MIAMI – After “The Decision,” the derision and the embarrassment of his performance on the nation’s stage last June, LeBron James took a long, hard gaze in the mirror last summer.
What he saw looked inadequate and so he vowed to become better, as a person and as a player, and then set about making changes in his life, both fundamental and subtle.
But when it came time to seize the title he has been chasing for what he has described as his “short but long career,” no reinvention or reshaping was necessary.
LeBron James was simply himself.
He passed, he rebounded, he defended, he scored and he led his teammates in every sense of the word, all with a bounce in his step and a joie de vivre in his game that clearly rubbed off on his teammates.
And so, at the end of the night Thursday, after an overwhelming 121-106 victory over Oklahoma City, he could not wipe a smile off his face.
As James stood on the sidelines in the final minutes, an entire arena roaring behind him, the focused, business-like look that he had worn throughout the playoffs melted away, and with it a burden.
Soon, James was laughing, dancing, embracing teammates and coaches, and waving his arms.
This is what it felt like to be a champion.
“It’s everything and more,” James said as he sat atop an interview platform, flanked by a pair of trophies, one for the NBA championship and the other for the Finals MVP. “I dreamed about this opportunity and this moment for a long time, including last night, including today. You know, my dream has become a reality now and it’s the best feeling I’ve ever had.”
Ever since he walked away from Cleveland, famously taking his talents – and a supposedly faint heart – to South Beach, James’ quest for a title had been the defining, and most polarizing, story line in the NBA the past two seasons.
When James, flanked by Dwyane Wade and Chris Bosh in a flashy introduction ceremony, audaciously declared the Heat would win “not one, not two, not three . . .” titles, the Heat, far from being adored, instantly became abhorred.
It cast James into an uncomfortable role as villain.
“I told you guys over and over and over, I was playing to prove people wrong last year,” James said. “People would say I was selfish and that got to me. That got to me a lot because I know that this is a team game. All last year I tried to prove people wrong, prove you guys wrong it wasn’t me. At the end of the day, I was basically fighting against myself.”
A day earlier, an unusually reflective James described his behavior during last year’s Finals, when he said his critics would have to wake up the next day and have the same lives they had before they woke up, as immature.
After winning his first title, James said his experience in losing to Dallas a year ago was the best thing that ever happened to him.
“It humbled me,” James said. “I knew what it was going to have to take, and I was going to have to change as a basketball player and I was going to have to change as a person to get what I wanted. You know, it happened just one year later.”
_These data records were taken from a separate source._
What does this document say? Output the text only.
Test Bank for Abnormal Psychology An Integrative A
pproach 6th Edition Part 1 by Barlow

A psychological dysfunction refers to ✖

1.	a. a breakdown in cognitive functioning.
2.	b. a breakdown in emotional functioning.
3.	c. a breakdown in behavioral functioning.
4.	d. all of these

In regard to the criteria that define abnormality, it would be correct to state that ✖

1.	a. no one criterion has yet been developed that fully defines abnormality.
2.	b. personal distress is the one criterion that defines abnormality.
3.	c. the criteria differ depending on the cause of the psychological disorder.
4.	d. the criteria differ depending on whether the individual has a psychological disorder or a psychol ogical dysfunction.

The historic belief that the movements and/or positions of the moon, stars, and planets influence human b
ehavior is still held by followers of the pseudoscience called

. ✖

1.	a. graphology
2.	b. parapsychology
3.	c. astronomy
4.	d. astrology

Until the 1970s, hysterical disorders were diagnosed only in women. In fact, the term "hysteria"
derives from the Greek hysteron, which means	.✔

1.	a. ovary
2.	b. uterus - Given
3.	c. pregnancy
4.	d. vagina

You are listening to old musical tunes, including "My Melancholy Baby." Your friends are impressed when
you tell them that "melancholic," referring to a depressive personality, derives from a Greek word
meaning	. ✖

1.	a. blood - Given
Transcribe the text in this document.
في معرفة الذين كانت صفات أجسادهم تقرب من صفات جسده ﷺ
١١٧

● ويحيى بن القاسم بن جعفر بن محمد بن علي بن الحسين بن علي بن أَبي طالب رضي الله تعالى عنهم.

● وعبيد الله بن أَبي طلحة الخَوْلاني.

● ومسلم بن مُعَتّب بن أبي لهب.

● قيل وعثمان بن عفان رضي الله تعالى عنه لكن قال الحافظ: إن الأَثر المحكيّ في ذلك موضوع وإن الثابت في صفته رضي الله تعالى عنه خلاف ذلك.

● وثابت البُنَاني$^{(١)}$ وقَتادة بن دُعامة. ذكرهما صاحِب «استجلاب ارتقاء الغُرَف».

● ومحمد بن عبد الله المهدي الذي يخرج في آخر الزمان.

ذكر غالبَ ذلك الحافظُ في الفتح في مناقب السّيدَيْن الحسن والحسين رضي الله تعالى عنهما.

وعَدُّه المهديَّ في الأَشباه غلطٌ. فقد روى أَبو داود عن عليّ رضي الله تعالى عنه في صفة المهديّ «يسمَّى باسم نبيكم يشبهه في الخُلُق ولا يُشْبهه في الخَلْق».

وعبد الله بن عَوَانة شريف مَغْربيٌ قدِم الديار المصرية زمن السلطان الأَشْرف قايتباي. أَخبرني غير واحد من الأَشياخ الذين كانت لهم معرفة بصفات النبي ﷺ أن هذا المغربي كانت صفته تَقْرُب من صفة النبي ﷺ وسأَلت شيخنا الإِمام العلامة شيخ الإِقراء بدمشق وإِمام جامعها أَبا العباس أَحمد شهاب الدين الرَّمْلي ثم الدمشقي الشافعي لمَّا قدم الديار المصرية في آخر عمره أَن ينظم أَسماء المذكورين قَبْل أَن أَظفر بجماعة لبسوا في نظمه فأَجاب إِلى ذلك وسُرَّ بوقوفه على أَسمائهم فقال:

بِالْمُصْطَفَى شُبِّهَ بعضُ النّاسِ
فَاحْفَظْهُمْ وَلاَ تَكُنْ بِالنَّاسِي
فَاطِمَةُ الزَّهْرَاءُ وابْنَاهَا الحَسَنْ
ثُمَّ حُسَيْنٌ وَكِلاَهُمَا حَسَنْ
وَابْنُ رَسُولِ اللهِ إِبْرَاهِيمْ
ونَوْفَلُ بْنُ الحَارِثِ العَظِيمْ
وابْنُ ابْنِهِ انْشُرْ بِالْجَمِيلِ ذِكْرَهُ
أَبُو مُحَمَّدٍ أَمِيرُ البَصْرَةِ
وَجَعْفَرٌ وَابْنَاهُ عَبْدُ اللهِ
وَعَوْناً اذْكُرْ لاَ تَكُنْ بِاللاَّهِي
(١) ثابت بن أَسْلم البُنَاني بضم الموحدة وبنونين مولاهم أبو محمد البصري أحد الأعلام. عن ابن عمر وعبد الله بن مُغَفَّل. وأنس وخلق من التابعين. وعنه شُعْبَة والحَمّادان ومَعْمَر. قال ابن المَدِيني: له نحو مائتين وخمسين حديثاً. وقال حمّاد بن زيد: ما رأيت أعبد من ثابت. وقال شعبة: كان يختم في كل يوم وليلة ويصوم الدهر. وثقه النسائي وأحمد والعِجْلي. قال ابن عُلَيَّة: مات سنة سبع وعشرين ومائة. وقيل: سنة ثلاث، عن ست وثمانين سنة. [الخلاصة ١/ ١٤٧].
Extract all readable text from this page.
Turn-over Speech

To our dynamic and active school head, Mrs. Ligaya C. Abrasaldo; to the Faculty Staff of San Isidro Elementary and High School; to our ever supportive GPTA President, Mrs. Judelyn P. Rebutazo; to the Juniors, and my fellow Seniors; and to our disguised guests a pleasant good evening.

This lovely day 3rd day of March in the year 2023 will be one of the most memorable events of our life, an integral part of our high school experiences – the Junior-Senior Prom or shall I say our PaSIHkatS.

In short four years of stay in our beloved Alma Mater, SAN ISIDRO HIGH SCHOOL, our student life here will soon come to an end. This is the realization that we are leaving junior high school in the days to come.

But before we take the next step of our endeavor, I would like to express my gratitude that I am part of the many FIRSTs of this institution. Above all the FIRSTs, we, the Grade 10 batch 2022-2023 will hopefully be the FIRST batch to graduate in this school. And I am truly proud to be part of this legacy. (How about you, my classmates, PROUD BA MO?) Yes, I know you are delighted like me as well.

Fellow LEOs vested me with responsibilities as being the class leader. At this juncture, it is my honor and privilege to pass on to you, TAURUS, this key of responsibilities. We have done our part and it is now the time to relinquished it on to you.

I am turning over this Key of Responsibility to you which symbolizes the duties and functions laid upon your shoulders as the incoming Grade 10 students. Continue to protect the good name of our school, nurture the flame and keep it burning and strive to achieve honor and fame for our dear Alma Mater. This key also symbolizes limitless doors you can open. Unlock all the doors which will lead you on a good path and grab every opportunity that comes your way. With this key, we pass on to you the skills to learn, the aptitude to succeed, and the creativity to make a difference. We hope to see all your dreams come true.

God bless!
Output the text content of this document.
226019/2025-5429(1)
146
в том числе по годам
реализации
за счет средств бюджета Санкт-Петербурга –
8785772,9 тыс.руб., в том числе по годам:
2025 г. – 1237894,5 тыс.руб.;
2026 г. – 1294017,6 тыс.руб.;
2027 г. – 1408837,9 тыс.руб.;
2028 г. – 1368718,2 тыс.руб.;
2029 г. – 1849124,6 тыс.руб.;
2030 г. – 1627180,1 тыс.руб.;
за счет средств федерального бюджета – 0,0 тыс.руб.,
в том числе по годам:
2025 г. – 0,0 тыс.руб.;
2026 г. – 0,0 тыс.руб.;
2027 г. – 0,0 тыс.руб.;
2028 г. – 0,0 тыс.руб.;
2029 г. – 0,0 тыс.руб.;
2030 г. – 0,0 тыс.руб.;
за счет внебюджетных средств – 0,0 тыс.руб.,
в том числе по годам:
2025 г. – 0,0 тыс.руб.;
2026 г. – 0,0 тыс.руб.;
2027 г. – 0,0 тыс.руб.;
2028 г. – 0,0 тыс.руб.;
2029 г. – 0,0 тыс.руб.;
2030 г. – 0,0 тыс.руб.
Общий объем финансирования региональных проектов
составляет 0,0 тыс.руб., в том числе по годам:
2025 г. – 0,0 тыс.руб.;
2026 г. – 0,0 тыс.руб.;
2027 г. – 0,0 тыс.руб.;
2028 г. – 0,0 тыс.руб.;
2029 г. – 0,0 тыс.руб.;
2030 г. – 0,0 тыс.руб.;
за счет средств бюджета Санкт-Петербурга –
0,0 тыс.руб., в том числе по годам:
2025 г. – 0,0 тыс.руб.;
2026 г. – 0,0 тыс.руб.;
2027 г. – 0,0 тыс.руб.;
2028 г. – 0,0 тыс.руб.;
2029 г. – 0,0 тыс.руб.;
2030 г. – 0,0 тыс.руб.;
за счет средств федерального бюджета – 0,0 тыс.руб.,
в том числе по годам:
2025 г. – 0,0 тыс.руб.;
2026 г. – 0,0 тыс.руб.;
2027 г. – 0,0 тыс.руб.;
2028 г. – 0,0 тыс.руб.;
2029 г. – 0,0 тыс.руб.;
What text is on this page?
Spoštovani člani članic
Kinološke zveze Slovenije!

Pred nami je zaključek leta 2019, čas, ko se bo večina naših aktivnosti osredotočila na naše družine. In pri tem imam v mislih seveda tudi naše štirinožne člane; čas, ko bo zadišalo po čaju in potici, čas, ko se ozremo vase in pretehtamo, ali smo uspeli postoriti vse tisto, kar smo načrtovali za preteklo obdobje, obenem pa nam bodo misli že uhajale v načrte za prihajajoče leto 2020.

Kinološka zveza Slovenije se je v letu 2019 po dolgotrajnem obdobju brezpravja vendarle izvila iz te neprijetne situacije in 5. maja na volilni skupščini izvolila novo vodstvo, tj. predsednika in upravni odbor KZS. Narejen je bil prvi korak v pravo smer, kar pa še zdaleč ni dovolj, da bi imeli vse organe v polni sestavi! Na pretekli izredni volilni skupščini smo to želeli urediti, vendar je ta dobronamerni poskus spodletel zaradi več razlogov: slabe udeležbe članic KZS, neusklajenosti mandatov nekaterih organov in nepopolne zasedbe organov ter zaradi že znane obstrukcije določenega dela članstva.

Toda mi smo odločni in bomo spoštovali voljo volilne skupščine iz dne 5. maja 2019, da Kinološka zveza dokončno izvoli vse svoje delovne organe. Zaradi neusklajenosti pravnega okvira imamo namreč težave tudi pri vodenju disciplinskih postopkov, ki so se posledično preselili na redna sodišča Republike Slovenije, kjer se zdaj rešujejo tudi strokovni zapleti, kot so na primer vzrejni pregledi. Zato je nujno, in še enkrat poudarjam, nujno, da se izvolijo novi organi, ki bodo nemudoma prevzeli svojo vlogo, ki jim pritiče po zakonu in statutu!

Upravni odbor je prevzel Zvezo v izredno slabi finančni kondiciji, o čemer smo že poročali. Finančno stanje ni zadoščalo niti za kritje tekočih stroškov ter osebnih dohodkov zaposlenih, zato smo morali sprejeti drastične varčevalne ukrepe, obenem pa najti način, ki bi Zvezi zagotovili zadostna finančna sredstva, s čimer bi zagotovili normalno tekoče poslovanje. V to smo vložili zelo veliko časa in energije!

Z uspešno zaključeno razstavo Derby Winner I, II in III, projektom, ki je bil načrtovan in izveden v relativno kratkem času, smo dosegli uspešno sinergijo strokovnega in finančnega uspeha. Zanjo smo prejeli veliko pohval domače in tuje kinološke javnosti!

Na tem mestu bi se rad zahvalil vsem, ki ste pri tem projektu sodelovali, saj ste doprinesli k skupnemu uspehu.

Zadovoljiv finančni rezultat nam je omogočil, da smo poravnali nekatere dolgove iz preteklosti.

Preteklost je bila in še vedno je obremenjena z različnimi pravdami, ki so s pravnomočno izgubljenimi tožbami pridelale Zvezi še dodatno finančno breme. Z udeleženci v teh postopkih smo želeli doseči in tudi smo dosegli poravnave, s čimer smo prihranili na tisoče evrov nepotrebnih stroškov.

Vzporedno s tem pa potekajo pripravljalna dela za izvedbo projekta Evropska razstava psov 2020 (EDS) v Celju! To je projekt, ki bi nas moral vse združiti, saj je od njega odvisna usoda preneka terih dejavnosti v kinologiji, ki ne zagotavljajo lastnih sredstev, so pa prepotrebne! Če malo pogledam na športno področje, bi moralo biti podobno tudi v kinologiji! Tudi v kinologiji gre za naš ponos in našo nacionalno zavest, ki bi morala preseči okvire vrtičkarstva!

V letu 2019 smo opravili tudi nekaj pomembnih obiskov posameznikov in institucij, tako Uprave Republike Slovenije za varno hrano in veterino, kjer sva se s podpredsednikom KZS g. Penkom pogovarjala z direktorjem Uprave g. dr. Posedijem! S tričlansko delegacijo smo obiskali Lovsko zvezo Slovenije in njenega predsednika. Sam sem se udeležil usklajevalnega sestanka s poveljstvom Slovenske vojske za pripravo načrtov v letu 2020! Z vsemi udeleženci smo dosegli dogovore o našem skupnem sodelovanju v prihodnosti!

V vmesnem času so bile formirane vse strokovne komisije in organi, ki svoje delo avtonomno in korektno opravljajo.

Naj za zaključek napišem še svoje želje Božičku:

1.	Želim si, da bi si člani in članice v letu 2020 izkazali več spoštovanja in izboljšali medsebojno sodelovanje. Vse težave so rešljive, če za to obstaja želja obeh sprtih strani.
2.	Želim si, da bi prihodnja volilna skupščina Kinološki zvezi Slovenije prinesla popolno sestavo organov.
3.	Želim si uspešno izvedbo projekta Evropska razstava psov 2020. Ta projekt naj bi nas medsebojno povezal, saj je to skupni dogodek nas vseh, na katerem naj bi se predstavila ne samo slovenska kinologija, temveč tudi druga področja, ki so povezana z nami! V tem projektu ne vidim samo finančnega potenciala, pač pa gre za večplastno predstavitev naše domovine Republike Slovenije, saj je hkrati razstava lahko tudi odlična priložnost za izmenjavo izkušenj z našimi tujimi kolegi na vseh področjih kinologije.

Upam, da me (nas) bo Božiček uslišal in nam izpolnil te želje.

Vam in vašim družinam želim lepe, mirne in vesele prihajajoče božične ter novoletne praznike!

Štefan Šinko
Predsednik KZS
James was not the only member of the Big Three to count this as a seminal moment. Bosh acknowledged that he had been haunted by the memory of last year’s Finals, when he sank to his knees in a hallway and burst into tears, a scene that was captured by cameras.
“It was just erasing all those memories, getting that bad taste out of my mouth,” Bosh said. “I live with that every time I walk down that hall. But I think it was good for me in the long run, because I could watch every single day and what we had to go through and what I had to go through. So any time that I was thinking about just taking a play off or taking some time off or not working that day, doing the easy thing, I thought about that moment.”
For Wade, whom Bosh and James had joined as free agents, the title carried a different meaning. He had already won a title in 2006, but at age 30 now, he had suffered through a 15-win season, injuries and turmoil in his private life with a bitter divorce and fierce custody battle for his two sons.
His ex-wife was arrested Sunday when she would not relinquish their two boys to visit Wade on Father’s Day. On Thursday night, Wade bestowed a pregame hug on them.
“That 15-win season, professionally, hurt – laughingstock of the league,” Wade said. “But what I dealt with personally was indescribable in a sense. I’m blessed, I’m lucky to be put in the position I am. I’m going to enjoy this one a lot more than I enjoyed 2006.”
Yet for all the talk about what the Heat had learned from last season, their title run did not always feel like a fait accompli. Bosh missed three weeks of the playoffs with an abdominal injury, and the Heat trailed both Indiana and Boston in their previous series, and dropped the opener to Oklahoma City.
If James’ spectacular performance at Boston in Game 6 of the Eastern Conference finals, with the Heat staving off elimination, seemed to be a transformative moment, then Thursday night’s clincher carried an air of inevitability over the previous 48 hours – from the moment the Heat won Game 4, with James suffering from cramps that allowed him to hit the go-ahead 3-pointer but not to finish the game.
How could it not be when Mike Miller, who had not made a 3-pointer in the series, came off the bench to make 7 of 8, scoring 23 points to reprise the role of unexpected scorer that Shane Battier and Mario Chalmers had filled earlier?
The Heat burst away midway through the third quarter, tearing apart the Thunder’s indifferent defense with a searing 19-1 run that stretched their lead to 90-65. Even Derek Fisher’s flagrant foul of James could not stop him, or the Heat.
When James went to the bench for the last time, it was with 26 points, 13 assists, 11 rebounds and much more.
He has studied all the great players, knowing that it took others, like Michael Jordan, Isiah Thomas and Dirk Nowitzki many years – and many failures – to win a title. But they were not on the cover of Sports Illustrated when they were in high school, or the face of a franchise when they were teenagers.
“Everything that came with it, I had to deal with and I had to learn through it,” James said. “No one had [gone] through that journey so I had to learn on my own. All the ups and downs, everything that came along with it, I had to basically figure it out on my own.”
As he stood up to leave, James places his palm on top of the gleaming golden basketball atop the Larry O’Brien Trophy.
“Hey man, I’m an NBA champion,” he said, admiring the trophy and also the reflection.